Sources for Taxonomy Terms
For
content as a source of taxonomy terms, a combination of manual and
automated approaches is recommended. By manually reviewing sample
individual documents or content items, you can discern the main ideas
and main topics, which should form the start and basic structure of the
taxonomy and also help define its scope. Automated methods of extracting
terms, through text analytics technologies, can bring in many
additional terms from a much larger corpus of documents more quickly,
picking up terms that a limited manual review would miss. Even though
automated text analytics extracts terms based on relevancy and frequency
of occurrence, such terms could be out of scope of the subject domain.
That’s why it’s important to start first with a manual review of content
to define the subject scope. Then, when you enrich the taxonomy with
automated extraction, you can approve terms that appear to be in scope
or at least closely relevant and reject others. But should you reject
all that are out of scope, even if they appear with sufficient frequency
and relevancy? My advice is to try to assume the role of the user. Ask
yourself: Might a user want to search for content on this term in this
content collection?
For user needs and expectations as a
contributing source of taxonomy terms, obtaining this information can be
very direct, such as by creating a user questionnaire (at least for
your internal users) that asks what the topics of importance are, how
they would define the scope, and what “marginal” topics would be
acceptable to include. You could also request sample challenging (not
expected, basic, typical) queries that the users would make. Another
good way to obtain input from the user side is to look at search query
logs that list search strings that users have entered over a period of
time, ranked by frequency. If a search phrase that is slightly out of
scope of the subject occurs frequently, then the term should still be
considered for inclusion in the taxonomy.
In either case, the
scope of the subject gets better defined as the taxonomy is created. For
example, a taxonomy for recipes may initially be scoped to comprise
terms for the names of dishes, ingredients, and cooking method. But then
a different term shows up significant frequency, “Nutrition Facts.” If
it occurs in both the content and the user research, then it likely
should be included. If it shows up in the content only, but is not
validated in user research, then it is more questionable.
Taxonomy Structure
The
initial taxonomy structure itself tends to impose limits on scope.
Taxonomies tend to be hierarchical with a limited number of top terms.

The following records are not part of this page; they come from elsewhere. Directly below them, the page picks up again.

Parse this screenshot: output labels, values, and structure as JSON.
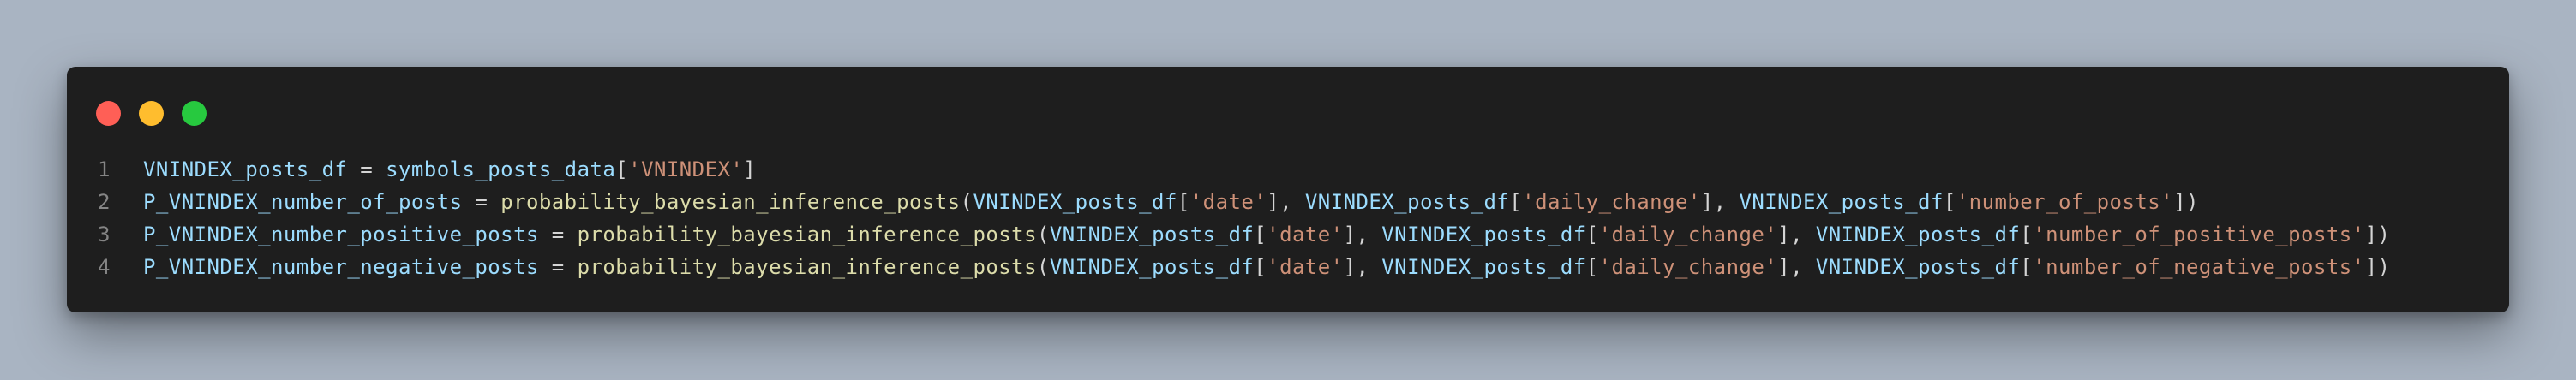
{
  "colors": {
    "background": "#a9b4c2",
    "editor_background": "#1e1e1e",
    "close_dot": "#ff5f56",
    "minimize_dot": "#ffbd2e",
    "maximize_dot": "#27c93f",
    "variable": "#9cdcfe",
    "function": "#dcdcaa",
    "string": "#ce9178",
    "punctuation": "#d4d4d4",
    "line_number": "#858585"
  },
  "window_controls": [
    "close",
    "minimize",
    "maximize"
  ],
  "code": {
    "language": "python",
    "lines": [
      {
        "number": "1",
        "tokens": [
          {
            "t": "var",
            "v": "VNINDEX_posts_df"
          },
          {
            "t": "pun",
            "v": " = "
          },
          {
            "t": "var",
            "v": "symbols_posts_data"
          },
          {
            "t": "pun",
            "v": "["
          },
          {
            "t": "str",
            "v": "'VNINDEX'"
          },
          {
            "t": "pun",
            "v": "]"
          }
        ]
      },
      {
        "number": "2",
        "tokens": [
          {
            "t": "var",
            "v": "P_VNINDEX_number_of_posts"
          },
          {
            "t": "pun",
            "v": " = "
          },
          {
            "t": "fn",
            "v": "probability_bayesian_inference_posts"
          },
          {
            "t": "pun",
            "v": "("
          },
          {
            "t": "var",
            "v": "VNINDEX_posts_df"
          },
          {
            "t": "pun",
            "v": "["
          },
          {
            "t": "str",
            "v": "'date'"
          },
          {
            "t": "pun",
            "v": "], "
          },
          {
            "t": "var",
            "v": "VNINDEX_posts_df"
          },
          {
            "t": "pun",
            "v": "["
          },
          {
            "t": "str",
            "v": "'daily_change'"
          },
          {
            "t": "pun",
            "v": "], "
          },
          {
            "t": "var",
            "v": "VNINDEX_posts_df"
          },
          {
            "t": "pun",
            "v": "["
          },
          {
            "t": "str",
            "v": "'number_of_posts'"
          },
          {
            "t": "pun",
            "v": "])"
          }
        ]
      },
      {
        "number": "3",
        "tokens": [
          {
            "t": "var",
            "v": "P_VNINDEX_number_positive_posts"
          },
          {
            "t": "pun",
            "v": " = "
          },
          {
            "t": "fn",
            "v": "probability_bayesian_inference_posts"
          },
          {
            "t": "pun",
            "v": "("
          },
          {
            "t": "var",
            "v": "VNINDEX_posts_df"
          },
          {
            "t": "pun",
            "v": "["
          },
          {
            "t": "str",
            "v": "'date'"
          },
          {
            "t": "pun",
            "v": "], "
          },
          {
            "t": "var",
            "v": "VNINDEX_posts_df"
          },
          {
            "t": "pun",
            "v": "["
          },
          {
            "t": "str",
            "v": "'daily_change'"
          },
          {
            "t": "pun",
            "v": "], "
          },
          {
            "t": "var",
            "v": "VNINDEX_posts_df"
          },
          {
            "t": "pun",
            "v": "["
          },
          {
            "t": "str",
            "v": "'number_of_positive_posts'"
          },
          {
            "t": "pun",
            "v": "])"
          }
        ]
      },
      {
        "number": "4",
        "tokens": [
          {
            "t": "var",
            "v": "P_VNINDEX_number_negative_posts"
          },
          {
            "t": "pun",
            "v": " = "
          },
          {
            "t": "fn",
            "v": "probability_bayesian_inference_posts"
          },
          {
            "t": "pun",
            "v": "("
          },
          {
            "t": "var",
            "v": "VNINDEX_posts_df"
          },
          {
            "t": "pun",
            "v": "["
          },
          {
            "t": "str",
            "v": "'date'"
          },
          {
            "t": "pun",
            "v": "], "
          },
          {
            "t": "var",
            "v": "VNINDEX_posts_df"
          },
          {
            "t": "pun",
            "v": "["
          },
          {
            "t": "str",
            "v": "'daily_change'"
          },
          {
            "t": "pun",
            "v": "], "
          },
          {
            "t": "var",
            "v": "VNINDEX_posts_df"
          },
          {
            "t": "pun",
            "v": "["
          },
          {
            "t": "str",
            "v": "'number_of_negative_posts'"
          },
          {
            "t": "pun",
            "v": "])"
          }
        ]
      }
    ]
  }
}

If a candidate term appears in the content that does not seem to belong
anywhere in the current taxonomic hierarchy, you might be inclined to
exclude it. Factors of user needs (they might want to look up this term
in this content), however, should take precedence. For example, the term
“COVID-19” might be marginal but still of interest to be included many
taxonomies on varied subjects, but there would exist no broader term for
diseases in those taxonomies. Then adjustments need to be made, such as
renaming or adding broader terms, or perhaps, more likely, the proposed
term should be modified to fit the context of the taxonomy, such as
becoming q“COVID-19 impacts.”
Another thing to consider is
adopting more a thesaurus structure than a taxonomy structure, at least
for the facet or concept scheme of the taxonomy that is for
miscellaneous “topics.” One characteristic of thesauri is to not rely so
heavily on extensive hierarchical trees. What this means is that you
could decide that it is acceptable that not all terms have broader terms
and thus it’s OK to have a very large number of top terms, with the
more specific terms linked to other terms only by related-term
relationships, another feature of thesauri, if not by
broader/narrower-term relationships. Abandoning the full hierarchical
tree structure should only be considered if this hierarchy is not
displayed as a navigation to the end users.
Documenting Policy
In
any case you need to define policies regarding what kinds of terms can
be added and what kinds should not. This will evolve out of the activity
of building the taxonomy, especially from evaluating what extracted
terms to approve and what search log terms to approve. Whoever is doing
this task (hopefully more than one person), should document each
instance of uncertainty. While many term approvals and rejections will
be obvious, there will be a gray area. This should be collected and
discussed together, and then a policy can emerge.